Сидеть бы бабке в борозде, а она убивала время, гоняясь за клушей. Хозяйке такое поведение действовало на нервы.

Амалия теряла зрение. Но стоило завести разговор про очки, как она отмахивалась:

— Чего уж теперь. Свой гроб-то я еще вижу.

Гроб она и впрямь различала, но с грядки все чаще и чаще вместо сорняка выдергивала то свеклу, то редиску. Дарта не растерялась, нашла для девяностолетней работницы дело попроще. Дом осадили кабаны, разворачивали картофельные борозды, точно лемехом. Тетушке Амалии полагалось вертеться поблизости от сада и всячески их отпугивать. Но дикая свинья — тварь расторопная, чуть отвернулся — и конец борозды пропал. Дарта настаивала, чтобы Амалия продлила дежурства — самый большой вред кабаны причиняли ночью.

— У вас, тетушка, и так сон дырявый, ступайте со своей хворостиной в поле.

Какое-то время все шло хорошо. Но настала пора ненаглядной Цыпе высиживать яйца. Амалия, хоть кровь из носу, хотела выследить, какое место курочка выберет для гнезда.

Бабка чуть не наступала ей на хвост. Со двора беспрерывно неслось истошное:

— Цыпа! Цыпа! Цыпа!

Налет на картофельное поле был сокрушительный. Вид разорения привел Дарту в бешенство. Нейтральные выражения сменили слова похлеще. Дарта швыряла их в лицо Амалии, а звучало так, будто она жалуется кому-то третьему:

— Совсем из ума выжила старуха. Говоришь ей одно, она, как назло, делает другое. Что теперь свиньям запаривать? Что себе, что старухе на стол подавать? Каждый тянет в свою сторону. Хоть в петлю лезь! Сколько еще терпеть это наказание?!

Амалия воспринимала брань как упрек своей живучести. А что она могла поделать? Взять веревку да повеситься? Сказать просто. Но все Пилдеры отправлялись на тот свет как положено людям. И на этот счет у тетушки были твердые убеждения:

— Хочу опочить доброй смертью.
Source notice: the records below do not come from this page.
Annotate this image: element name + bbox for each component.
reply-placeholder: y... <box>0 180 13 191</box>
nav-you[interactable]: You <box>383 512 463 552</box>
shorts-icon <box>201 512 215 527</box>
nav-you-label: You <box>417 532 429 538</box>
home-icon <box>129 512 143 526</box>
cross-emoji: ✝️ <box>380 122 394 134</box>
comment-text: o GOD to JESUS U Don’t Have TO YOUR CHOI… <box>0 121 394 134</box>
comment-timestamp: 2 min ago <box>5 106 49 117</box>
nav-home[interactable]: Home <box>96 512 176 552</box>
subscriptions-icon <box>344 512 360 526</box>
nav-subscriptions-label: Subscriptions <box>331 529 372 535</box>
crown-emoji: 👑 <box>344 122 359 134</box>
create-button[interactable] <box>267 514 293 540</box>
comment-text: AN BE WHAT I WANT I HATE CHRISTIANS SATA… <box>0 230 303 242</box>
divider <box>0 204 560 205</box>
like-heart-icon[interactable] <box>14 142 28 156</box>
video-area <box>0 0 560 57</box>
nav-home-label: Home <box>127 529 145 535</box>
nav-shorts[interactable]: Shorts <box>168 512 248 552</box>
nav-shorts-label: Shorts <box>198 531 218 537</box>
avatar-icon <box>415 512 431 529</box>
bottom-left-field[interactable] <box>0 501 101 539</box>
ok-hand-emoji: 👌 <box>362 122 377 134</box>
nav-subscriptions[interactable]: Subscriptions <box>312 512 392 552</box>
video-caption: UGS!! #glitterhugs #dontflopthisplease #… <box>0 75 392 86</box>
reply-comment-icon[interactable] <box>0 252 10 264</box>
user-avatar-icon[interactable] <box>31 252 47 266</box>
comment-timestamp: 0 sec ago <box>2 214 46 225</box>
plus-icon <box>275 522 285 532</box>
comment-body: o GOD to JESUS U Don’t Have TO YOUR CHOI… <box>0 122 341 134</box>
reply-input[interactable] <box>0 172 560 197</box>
Только, вишь, не идет она.

Дарта об убытке забыть не могла. Гнев в ней так и кипел. Как-то, направляясь в огород за салатом, она встретила на тропинке Цыпу. Клуша и понятия не имела, какой из-за нее урон нанесен хозяйству. Дарта действовала молниеносно. Труп закопала за хлевом.

Амалия облазила все кусты, все заросли бурьяна.

— Цыпа! Цыпа! — неслись отовсюду ее неутомимые призывы.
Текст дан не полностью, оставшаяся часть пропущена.